Il Service learning - il servizio solidale che potenzia l’apprendimento degli studenti dando loro la possibilità di applicare quanto appreso sui banchi dell’Università in contesti reali – diventa ufficialmente parte integrante dell’offerta formativa.
Ad annunciarlo è il professor Domenico Simeone, Preside della Facoltà di Scienze della Formazione: «Grazie al successo riscosso usciamo dalla fase sperimentale, Iil Service learning ora è a tutti gli effetti parte integrante dell’offerta formativa delle facoltà presenti nella sede bresciana».
Quest'ultima è stata pioniera nella certificazione di competenze trasversali acquisite da ogni studente durante un progetto di “apprendimento-servizio” oltre il contesto scolastico. Lo testimonia il fatto che dal 2017-2018 ha avviato una sperimentazione che da allora, con una pausa forzata dovuta al Covid, ha visto circa 250 gli studenti aderire volontariamente alla proposta, impegnandosi in una serie articolata di iniziative.
Duplice il beneficio. Da un lato si contribuisce a soddisfare alcuni bisogni reali ed effettivamente percepiti dalla comunità; dall’altro si rafforza l’acquisizione di conoscenze, valori, abilità negli studenti con atteggiamenti associati all'impegno civico in primis, attraverso un'esperienza all'interno della comunità.
Il service learning si pone così non in aggiunta, ma ad integrazione del curriculum degli studenti e delle normali attività delle organizzazioni della comunità locale, promuovendo sia sviluppo personale che quello della comunità.

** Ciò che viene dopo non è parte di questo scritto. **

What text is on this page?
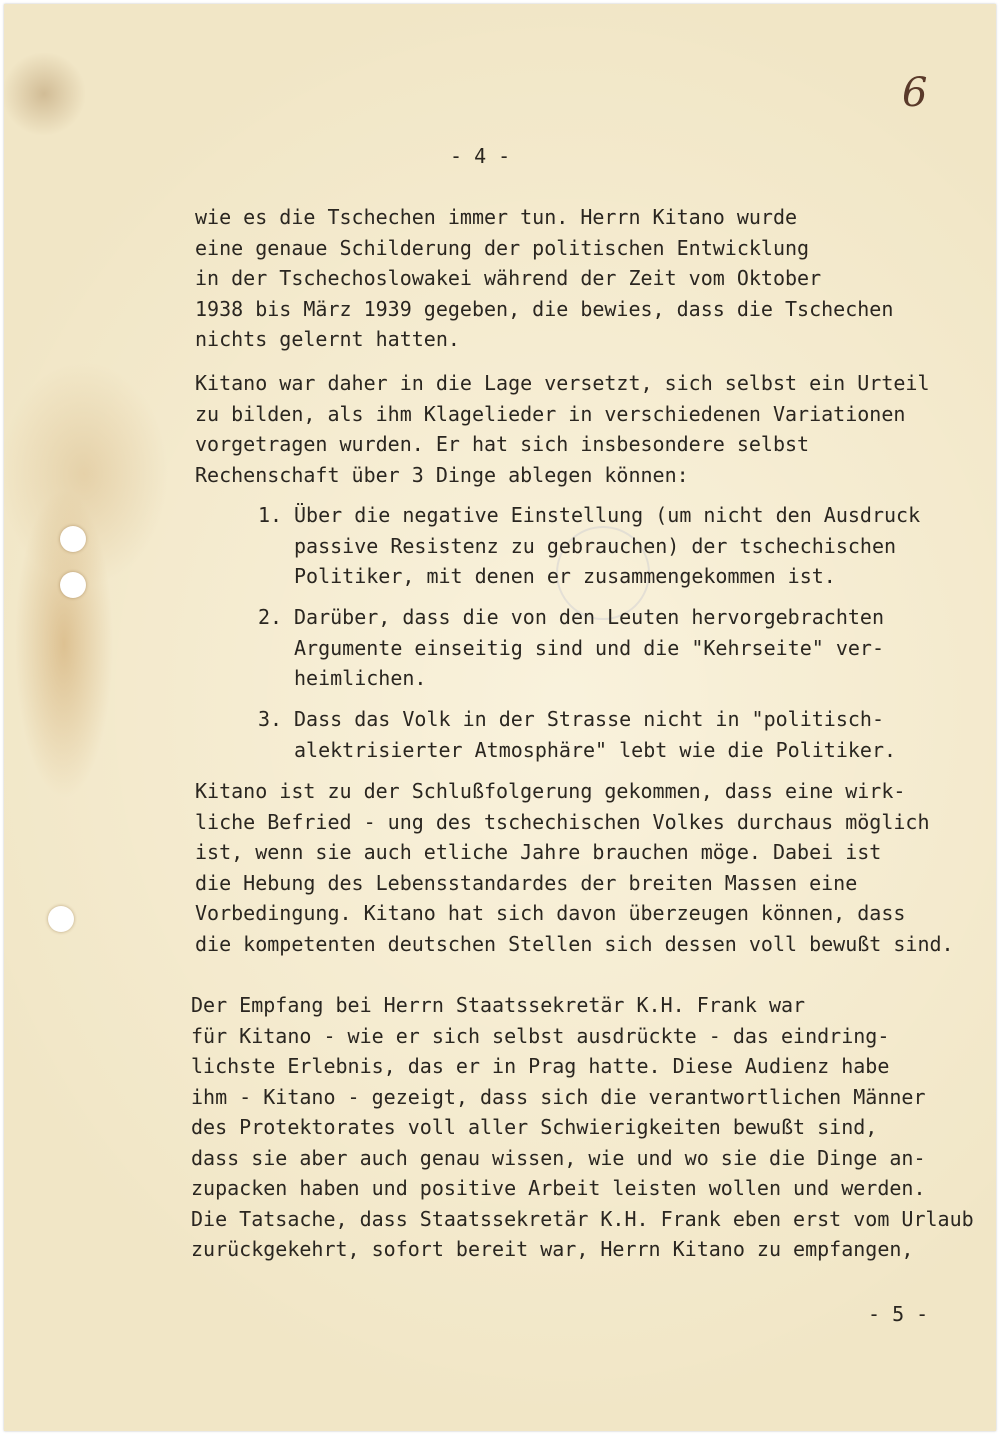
6
- 4 -
wie es die Tschechen immer tun. Herrn Kitano wurde
eine genaue Schilderung der politischen Entwicklung
in der Tschechoslowakei während der Zeit vom Oktober
1938 bis März 1939 gegeben, die bewies, dass die Tschechen
nichts gelernt hatten.
Kitano war daher in die Lage versetzt, sich selbst ein Urteil
zu bilden, als ihm Klagelieder in verschiedenen Variationen
vorgetragen wurden. Er hat sich insbesondere selbst
Rechenschaft über 3 Dinge ablegen können:
1. Über die negative Einstellung (um nicht den Ausdruck
passive Resistenz zu gebrauchen) der tschechischen
Politiker, mit denen er zusammengekommen ist.
2. Darüber, dass die von den Leuten hervorgebrachten
Argumente einseitig sind und die "Kehrseite" ver-
heimlichen.
3. Dass das Volk in der Strasse nicht in "politisch-
alektrisierter Atmosphäre" lebt wie die Politiker.
Kitano ist zu der Schlußfolgerung gekommen, dass eine wirk-
liche Befried - ung des tschechischen Volkes durchaus möglich
ist, wenn sie auch etliche Jahre brauchen möge. Dabei ist
die Hebung des Lebensstandardes der breiten Massen eine
Vorbedingung. Kitano hat sich davon überzeugen können, dass
die kompetenten deutschen Stellen sich dessen voll bewußt sind.
Der Empfang bei Herrn Staatssekretär K.H. Frank war
für Kitano - wie er sich selbst ausdrückte - das eindring-
lichste Erlebnis, das er in Prag hatte. Diese Audienz habe
ihm - Kitano - gezeigt, dass sich die verantwortlichen Männer
des Protektorates voll aller Schwierigkeiten bewußt sind,
dass sie aber auch genau wissen, wie und wo sie die Dinge an-
zupacken haben und positive Arbeit leisten wollen und werden.
Die Tatsache, dass Staatssekretär K.H. Frank eben erst vom Urlaub
zurückgekehrt, sofort bereit war, Herrn Kitano zu empfangen,
- 5 -
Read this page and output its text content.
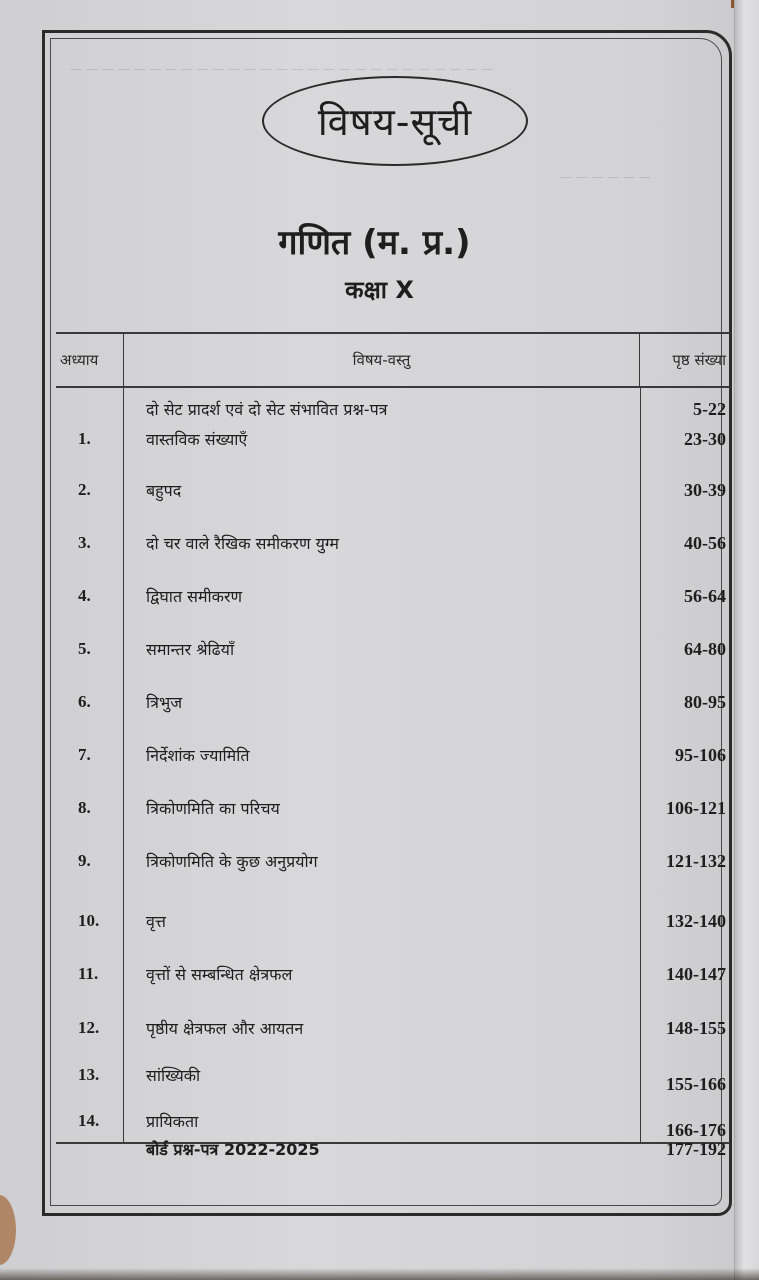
— — — — — — — — — — — — — — — — — — — — — — — — — — —
— — — — — —
विषय-सूची
गणित (म. प्र.)
कक्षा X
अध्याय	विषय-वस्तु	पृष्ठ संख्या
दो सेट प्रादर्श एवं दो सेट संभावित प्रश्न-पत्र	5-22
1.	वास्तविक संख्याएँ	23-30
2.	बहुपद	30-39
3.	दो चर वाले रैखिक समीकरण युग्म	40-56
4.	द्विघात समीकरण	56-64
5.	समान्तर श्रेढियाँ	64-80
6.	त्रिभुज	80-95
7.	निर्देशांक ज्यामिति	95-106
8.	त्रिकोणमिति का परिचय	106-121
9.	त्रिकोणमिति के कुछ अनुप्रयोग	121-132
10.	वृत्त	132-140
11.	वृत्तों से सम्बन्धित क्षेत्रफल	140-147
12.	पृष्ठीय क्षेत्रफल और आयतन	148-155
13.	सांख्यिकी	155-166
14.	प्रायिकता	166-176
बोर्ड प्रश्न-पत्र 2022-2025	177-192
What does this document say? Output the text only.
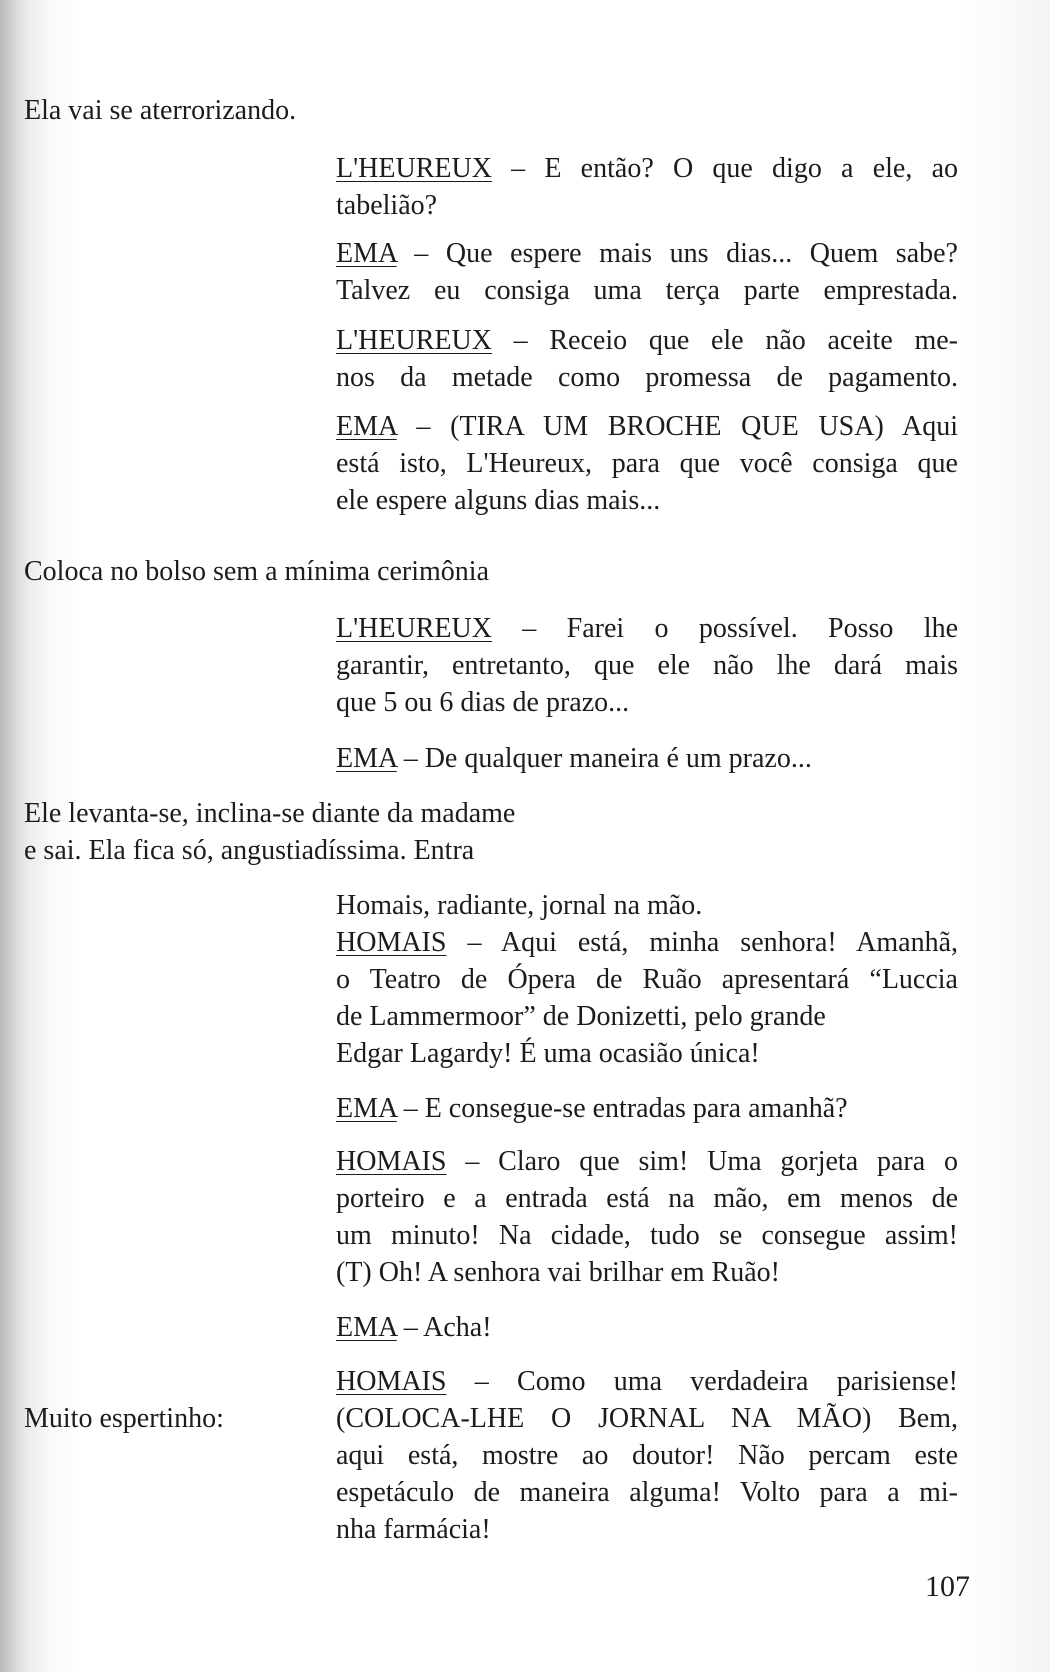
Ela vai se aterrorizando.
L'HEUREUX – E então? O que digo a ele, ao
tabelião?
EMA – Que espere mais uns dias... Quem sabe?
Talvez eu consiga uma terça parte emprestada.
L'HEUREUX – Receio que ele não aceite me-
nos da metade como promessa de pagamento.
EMA – (TIRA UM BROCHE QUE USA) Aqui
está isto, L'Heureux, para que você consiga que
ele espere alguns dias mais...
Coloca no bolso sem a mínima cerimônia
L'HEUREUX – Farei o possível. Posso lhe
garantir, entretanto, que ele não lhe dará mais
que 5 ou 6 dias de prazo...
EMA – De qualquer maneira é um prazo...
Ele levanta-se, inclina-se diante da madame
e sai. Ela fica só, angustiadíssima. Entra
Homais, radiante, jornal na mão.
HOMAIS – Aqui está, minha senhora! Amanhã,
o Teatro de Ópera de Ruão apresentará “Luccia
de Lammermoor” de Donizetti, pelo grande
Edgar Lagardy! É uma ocasião única!
EMA – E consegue-se entradas para amanhã?
HOMAIS – Claro que sim! Uma gorjeta para o
porteiro e a entrada está na mão, em menos de
um minuto! Na cidade, tudo se consegue assim!
(T) Oh! A senhora vai brilhar em Ruão!
EMA – Acha!
Muito espertinho:
HOMAIS – Como uma verdadeira parisiense!
(COLOCA-LHE O JORNAL NA MÃO) Bem,
aqui está, mostre ao doutor! Não percam este
espetáculo de maneira alguma! Volto para a mi-
nha farmácia!
107
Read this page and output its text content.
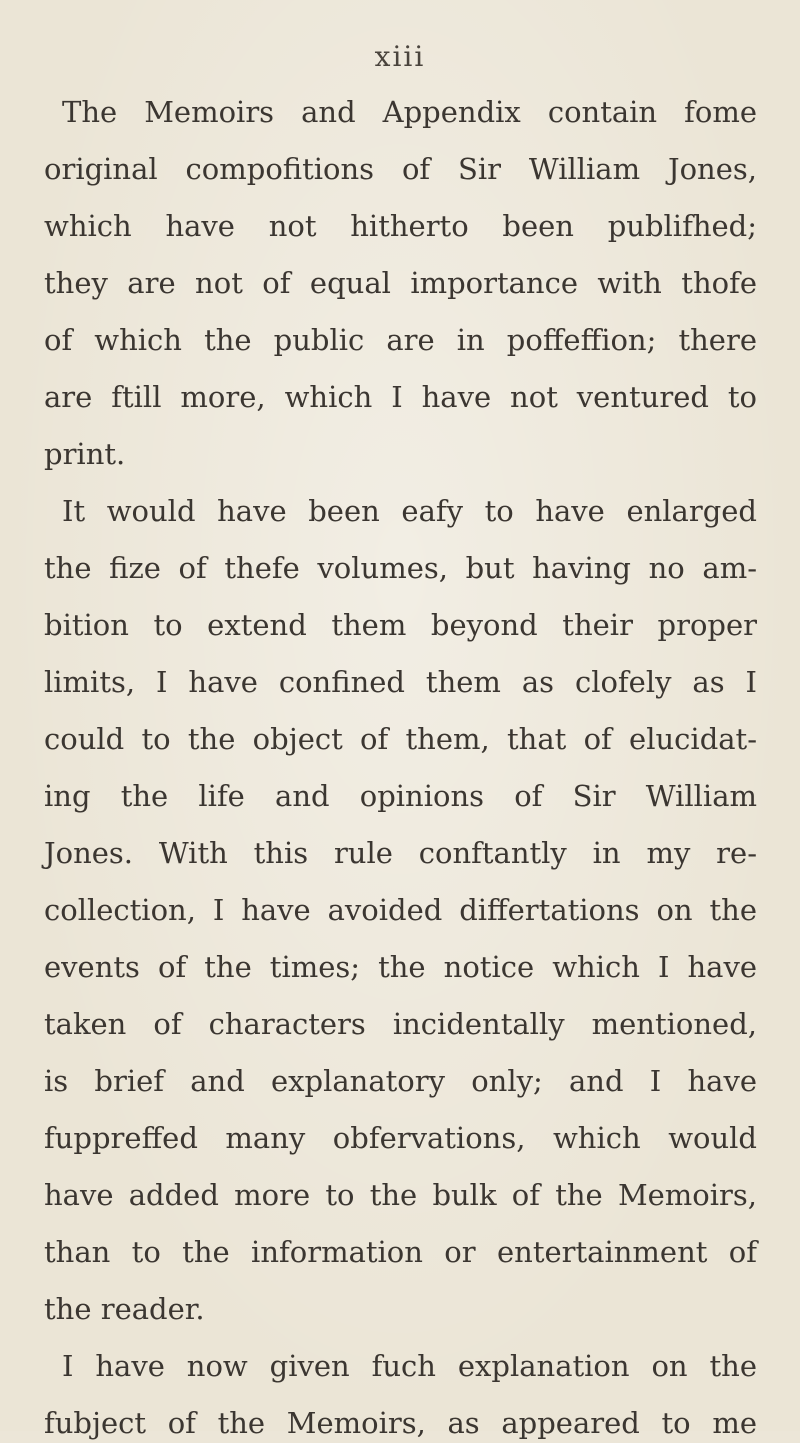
xiii
The Memoirs and Appendix contain fome
original compofitions of Sir William Jones,
which have not hitherto been publifhed;
they are not of equal importance with thofe
of which the public are in poffeffion; there
are ftill more, which I have not ventured to
print.
It would have been eafy to have enlarged
the fize of thefe volumes, but having no am-
bition to extend them beyond their proper
limits, I have confined them as clofely as I
could to the object of them, that of elucidat-
ing the life and opinions of Sir William
Jones. With this rule conftantly in my re-
collection, I have avoided differtations on the
events of the times; the notice which I have
taken of characters incidentally mentioned,
is brief and explanatory only; and I have
fuppreffed many obfervations, which would
have added more to the bulk of the Memoirs,
than to the information or entertainment of
the reader.
I have now given fuch explanation on the
fubject of the Memoirs, as appeared to me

Si rafforza inoltre il radicamento dell’Università con il territorio, le sue organizzazioni locali e il terzo settore e apre la scuola a una maggiore responsabilizzazione e promozione per l’impegno civico degli studenti.
«Costruire reti è un modo d’intendere l’essere Università, sviluppando quelle competenze civiche di cui molto si sente parlare e che si costruiscono solo nei contesti di vita reale» tiene a sottolineare la professoressa Elena Marta, direttore Centro di ricerca sullo sviluppo di Comunità e la convivenza organizzativa (Cerisvico).
Qualche esempio? «In determinati contesti soft skills come l’empatia sono fondamentali» nota la professoressa Livia Cadei che ha curato l’attività di Service learning con i migranti alla Caritas Intemelia di Ventimiglia e il servizio in un centro culturale e un consultorio di Atene e in alcuni centri di assistenza migranti e marginalità.
Un nuovo modo di fare didattica «perché apprendere non è un processo individuale, bensì collettivo. La differenza rispetto al tirocinio? Il Service learning non fornisce crediti formativi in cambio, ma permette algi studenti di essere generativi di idee e soluzioni» sottolinea la professoressa Monica Amadini che ha seguito il progetto sul corso di italiano e alfabetizzazione per donne immigrate.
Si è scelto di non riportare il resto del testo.